Yes, we know about O'Conner the short story master, but did you know she grew up wanting to be a cartoonist? Yep, and they're quite funny. The Guardian delves into the story here, as does Austin Kleon. There's a new book celebrating her cartooning talents for the first time that may be worth the purchase for completists. I know it's on my list.

Interestingly, John Updike also had great interest in being a cartoonist, but ended up in prose as well.

Saturday, December 10, 2011

Writing to Music: My Current List

While I'm writing and writing my long story, I'm often listening to something so that the musical creativity feeds my momentum. At present, depending on my mood, it's Switchfoot's Dark Horses, Bach (anything), Miles Davis, and John Coltrane. A listening list never does make sense, does it?

What do you listen to - if anything - when you write? Any idea why you choose the choices you make? For me, jazz creates that happy medium of an upbeat tempo without lyrics to clutter my mind.

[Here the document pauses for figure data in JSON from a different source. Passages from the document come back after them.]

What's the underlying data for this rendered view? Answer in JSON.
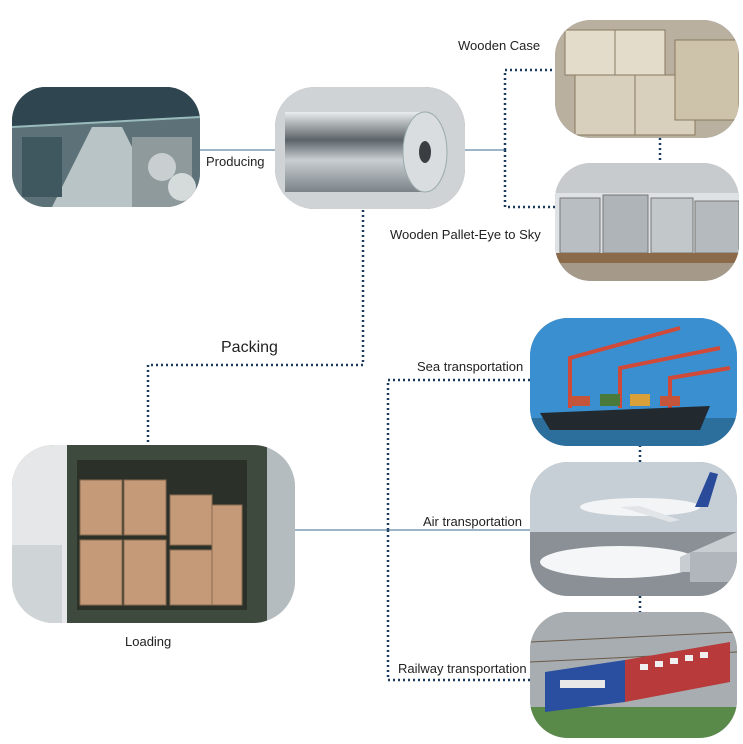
{
  "labels": {
    "producing": "Producing",
    "wooden_case": "Wooden Case",
    "wooden_pallet": "Wooden Pallet-Eye to Sky",
    "packing": "Packing",
    "loading": "Loading",
    "sea": "Sea transportation",
    "air": "Air transportation",
    "railway": "Railway transportation"
  },
  "photos": {
    "factory": "factory production line",
    "foil_roll": "aluminium foil roll",
    "wooden_case": "wooden cases",
    "wooden_pallet": "pallets wrapped in foil",
    "container": "loaded container",
    "ship": "container ship at port",
    "plane": "airplanes at airport",
    "train": "freight train"
  },
  "colors": {
    "connector": "#1c3a5e",
    "line": "#3a6a8f"
  }
}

Then again, sometimes I need to rock out:

Friday, December 2, 2011

Faith-Based Novels: No More Catholics?

Catholics once helped set the standard for literary excellence, or at least contributed their fair share of classics this century. Think Flannery O'Conner, Graham Greene, Walker Percy, Evelyn Waugh.

This article makes a (not-completely convincing) case that their faith has diminished, as have their novels. Many in the comments dispute that case with facts. Whatever the case, I always find discussions of faith-based novels invigorating.